Relationships
Seeking Validation: The Hidden Trap in Relationships
When happiness depends on a partner’s approval, relationships can become exhausting. Real connection begins when each person learns to build inner validation.
- Hannah Dayan
- | Updated

Many couples enter relationships hoping their partner will give them what they feel is missing in their lives: love, appreciation, validation, or security. But when happiness depends entirely on what the other person gives or fails to give, the relationship can quickly become a place of frustration and disappointment rather than growth.
When Happiness Depends on the Other Person
"I just feel like I’m not getting everything I need from Naomi," Yoav began. "She isn’t loving enough, doesn’t support me enough, doesn’t really see me. I always feel like something is missing in this relationship."
Naomi sighed. "It doesn’t matter how much I give of myself. For Yoav it’s never enough. I’m already exhausted from this feeling."
"Yoav," I said, "what you’re really saying is that if Naomi gives you everything you need, you’ll be happy. But if things stay as they are now, you’ll continue to suffer."
"Exactly," Yoav replied.
"So in a way, your happiness depends entirely on what Naomi gives you."
He nodded.
A Reactive Position
"When your happiness depends on someone else’s actions," I explained, "you’re in a reactive position. Your emotional world is being controlled by reality around you."
"So now I’m the one to blame for everything?" Yoav asked defensively.
"This isn’t about blame at all," I replied. "It’s about recognizing that you actually have a choice."
"What choice?"
"There are two possible paths. The first option is not to continue the relationship. No one is forcing you to stay."
Yoav looked surprised.
"The second option is to take full responsibility for your happiness and also for your suffering."
"That sounds almost impossible," Yoav said quietly. "I just want to feel loved."
What Do I Get From This Relationship
"Many people enter relationships with a single question," I said. "What do I get from this?"
Yoav looked puzzled.
"For example, someone may marry a beautiful partner because it raises their sense of worth. Someone else marries a successful partner because they want security.

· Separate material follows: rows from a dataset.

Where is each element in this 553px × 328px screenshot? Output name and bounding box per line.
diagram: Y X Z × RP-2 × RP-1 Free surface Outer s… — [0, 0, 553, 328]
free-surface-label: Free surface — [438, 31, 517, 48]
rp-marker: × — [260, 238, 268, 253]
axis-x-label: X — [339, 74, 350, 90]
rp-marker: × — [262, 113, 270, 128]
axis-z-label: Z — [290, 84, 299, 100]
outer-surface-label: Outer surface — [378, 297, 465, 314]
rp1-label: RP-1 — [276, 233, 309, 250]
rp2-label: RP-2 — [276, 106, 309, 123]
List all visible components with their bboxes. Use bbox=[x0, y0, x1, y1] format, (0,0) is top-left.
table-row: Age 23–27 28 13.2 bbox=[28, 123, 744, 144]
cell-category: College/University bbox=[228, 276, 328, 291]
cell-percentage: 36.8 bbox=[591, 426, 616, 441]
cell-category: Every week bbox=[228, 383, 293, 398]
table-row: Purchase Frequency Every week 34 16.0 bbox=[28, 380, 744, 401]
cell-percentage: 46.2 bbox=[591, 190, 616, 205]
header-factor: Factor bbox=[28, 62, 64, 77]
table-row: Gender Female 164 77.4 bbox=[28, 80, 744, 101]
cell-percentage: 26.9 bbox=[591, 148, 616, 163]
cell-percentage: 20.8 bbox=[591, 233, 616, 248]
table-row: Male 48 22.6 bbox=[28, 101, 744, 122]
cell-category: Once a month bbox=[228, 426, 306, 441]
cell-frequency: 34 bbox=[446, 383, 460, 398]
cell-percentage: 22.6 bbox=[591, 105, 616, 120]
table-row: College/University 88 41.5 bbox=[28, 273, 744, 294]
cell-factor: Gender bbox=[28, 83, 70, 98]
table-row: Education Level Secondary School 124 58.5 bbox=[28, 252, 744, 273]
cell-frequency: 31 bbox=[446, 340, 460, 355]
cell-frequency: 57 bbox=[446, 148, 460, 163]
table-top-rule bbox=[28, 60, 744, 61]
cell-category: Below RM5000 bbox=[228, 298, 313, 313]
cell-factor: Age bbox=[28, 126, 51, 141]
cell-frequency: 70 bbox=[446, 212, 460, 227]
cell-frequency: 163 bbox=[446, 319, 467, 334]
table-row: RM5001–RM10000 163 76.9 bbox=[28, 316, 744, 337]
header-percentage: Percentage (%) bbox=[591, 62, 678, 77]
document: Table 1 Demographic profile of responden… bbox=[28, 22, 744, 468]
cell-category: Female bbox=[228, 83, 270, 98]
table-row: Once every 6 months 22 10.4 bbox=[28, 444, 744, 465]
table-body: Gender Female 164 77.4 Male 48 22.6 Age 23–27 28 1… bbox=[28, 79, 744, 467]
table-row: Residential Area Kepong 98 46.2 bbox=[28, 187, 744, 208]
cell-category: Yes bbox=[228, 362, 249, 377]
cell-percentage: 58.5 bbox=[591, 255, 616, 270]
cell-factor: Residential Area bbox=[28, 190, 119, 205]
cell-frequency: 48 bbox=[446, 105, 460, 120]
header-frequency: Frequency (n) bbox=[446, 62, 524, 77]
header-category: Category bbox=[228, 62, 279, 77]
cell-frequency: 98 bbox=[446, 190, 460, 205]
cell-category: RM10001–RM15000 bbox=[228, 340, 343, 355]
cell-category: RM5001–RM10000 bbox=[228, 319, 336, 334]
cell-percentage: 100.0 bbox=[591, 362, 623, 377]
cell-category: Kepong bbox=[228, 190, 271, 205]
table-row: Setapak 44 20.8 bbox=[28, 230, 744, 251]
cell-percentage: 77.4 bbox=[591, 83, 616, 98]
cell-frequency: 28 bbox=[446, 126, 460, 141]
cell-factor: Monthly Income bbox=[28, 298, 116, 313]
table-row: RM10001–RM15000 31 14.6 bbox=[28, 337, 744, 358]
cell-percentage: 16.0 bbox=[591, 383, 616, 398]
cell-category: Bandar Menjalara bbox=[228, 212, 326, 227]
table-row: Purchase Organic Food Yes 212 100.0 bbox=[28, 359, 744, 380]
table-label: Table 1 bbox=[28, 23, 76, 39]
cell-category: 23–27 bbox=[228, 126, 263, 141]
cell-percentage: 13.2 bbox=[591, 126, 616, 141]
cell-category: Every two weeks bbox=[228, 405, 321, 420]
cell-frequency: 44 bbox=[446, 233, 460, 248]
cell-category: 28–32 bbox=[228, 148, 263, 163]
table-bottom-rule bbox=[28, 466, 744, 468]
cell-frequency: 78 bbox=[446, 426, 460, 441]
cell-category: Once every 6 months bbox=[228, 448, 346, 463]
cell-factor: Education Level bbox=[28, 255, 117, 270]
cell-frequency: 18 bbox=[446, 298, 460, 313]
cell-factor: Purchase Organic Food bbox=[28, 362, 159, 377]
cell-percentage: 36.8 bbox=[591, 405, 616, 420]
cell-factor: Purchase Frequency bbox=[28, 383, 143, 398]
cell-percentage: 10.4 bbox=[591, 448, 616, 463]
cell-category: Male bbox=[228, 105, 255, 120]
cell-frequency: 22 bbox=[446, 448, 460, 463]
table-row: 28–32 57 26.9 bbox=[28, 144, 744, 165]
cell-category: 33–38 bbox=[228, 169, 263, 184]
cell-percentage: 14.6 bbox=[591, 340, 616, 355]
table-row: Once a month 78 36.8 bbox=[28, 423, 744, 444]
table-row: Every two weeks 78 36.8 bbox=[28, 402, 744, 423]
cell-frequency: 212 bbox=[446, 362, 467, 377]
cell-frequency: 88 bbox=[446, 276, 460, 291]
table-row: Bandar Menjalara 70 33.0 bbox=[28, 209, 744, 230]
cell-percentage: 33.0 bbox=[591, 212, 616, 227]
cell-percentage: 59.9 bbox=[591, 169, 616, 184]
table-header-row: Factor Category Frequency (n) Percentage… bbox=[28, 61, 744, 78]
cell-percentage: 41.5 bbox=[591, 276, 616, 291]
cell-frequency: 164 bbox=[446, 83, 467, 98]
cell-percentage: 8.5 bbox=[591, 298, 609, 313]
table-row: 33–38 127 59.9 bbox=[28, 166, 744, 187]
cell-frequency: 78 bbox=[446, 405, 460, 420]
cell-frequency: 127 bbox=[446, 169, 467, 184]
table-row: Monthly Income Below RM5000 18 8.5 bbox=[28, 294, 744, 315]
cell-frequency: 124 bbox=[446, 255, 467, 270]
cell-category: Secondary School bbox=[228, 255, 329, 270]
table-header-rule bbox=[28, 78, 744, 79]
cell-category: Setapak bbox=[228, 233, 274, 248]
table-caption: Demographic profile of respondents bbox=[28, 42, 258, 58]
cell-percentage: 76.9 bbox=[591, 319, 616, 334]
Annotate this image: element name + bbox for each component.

But eventually those expectations collapse. No partner can permanently fill what we feel is lacking inside."
Naomi nodded. "That’s exactly what I keep telling him. He’s always focused on what he’s not getting."

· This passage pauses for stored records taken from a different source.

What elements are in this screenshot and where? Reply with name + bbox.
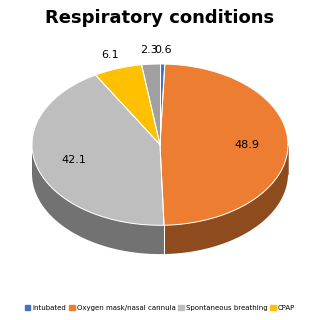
Polygon shape bbox=[32, 145, 164, 254]
Polygon shape bbox=[160, 64, 288, 225]
Text: 42.1: 42.1 bbox=[61, 155, 86, 165]
Text: 2.3: 2.3 bbox=[140, 45, 158, 55]
Text: Respiratory conditions: Respiratory conditions bbox=[45, 9, 275, 27]
Polygon shape bbox=[96, 65, 160, 145]
Text: 6.1: 6.1 bbox=[101, 50, 119, 60]
Polygon shape bbox=[32, 75, 164, 225]
Legend: Intubated, Oxygen mask/nasal cannula, Spontaneous breathing, CPAP: Intubated, Oxygen mask/nasal cannula, Sp… bbox=[25, 305, 295, 311]
Text: 48.9: 48.9 bbox=[235, 140, 260, 150]
Polygon shape bbox=[160, 64, 165, 145]
Polygon shape bbox=[141, 64, 160, 145]
Text: 0.6: 0.6 bbox=[154, 44, 172, 54]
Polygon shape bbox=[164, 146, 288, 254]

"But I chose you because I wanted you to love me," Yoav said, turning to her. "Isn’t that natural?"
"It’s completely natural," I answered.
A Different Perspective
"But there is another way to look at relationships. Instead of asking what do I receive, we begin asking a different question: what comes from me and what can I give?"
"Subconsciously," I continued, "we often choose partners who challenge our deepest wounds. Naomi is not here to fill every emotional gap you feel. She is here to help you discover your own ability to generate love, appreciation, and strength from within."
Yoav listened carefully.
"When you want her to appreciate you," I explained, "it is also an invitation for you to appreciate her. When you give appreciation, you awaken that same quality within yourself."
"So she’s not really supposed to give me everything I’m looking for?" Yoav asked hesitantly.
"In many cases, the relationship exposes our dependence on external validation. When we rely entirely on others to confirm our worth, we remain trapped."
From Dependency to Inner Strength
Naomi frowned slightly. "That sounds almost cruel. Like I need to hurt him in order for him to grow."
"It’s not about hurting," I said. "It’s about revealing the places where we are still dependent."
"When Yoav asks you for something you genuinely cannot give, it invites him to discover what is missing within himself. That discovery is where real growth begins."
Yoav thought quietly.
"So every place where I’m angry at Naomi is actually a place where I need to work on myself?"
"Exactly," I replied.
"Instead of saying she isn’t giving me what I need, ask yourself two questions: What can I give her? And what am I not giving myself?"
The Freedom to Love
"This process can feel uncomfortable," I continued. "It can feel like emotional detox. But on the other side of that process is real freedom."
"The moment you stop waiting for someone else to fill you from the outside, you begin to discover that the strength you were searching for already exists within you."
Naomi looked relieved. "So I’m not supposed to carry him or lift him up all the time?"
"No," I answered gently. "You’re not his parent. You’re his partner. Your role is to walk beside him, not to hold him up."
Yoav turned toward Naomi.
"All those years when I felt disappointed, maybe those were moments inviting me to look inward," he said quietly.
"That’s the movement of a healthy relationship," I concluded. "A relationship is not the place where we finally receive everything we were missing. It is the place where we discover how to give from fullness rather than from lack."
Yoav smiled faintly.
"It still feels like a difficult detox."
"But if we succeed," Naomi added softly, "maybe we’ll finally feel free together."
All details have been changed to protect privacy.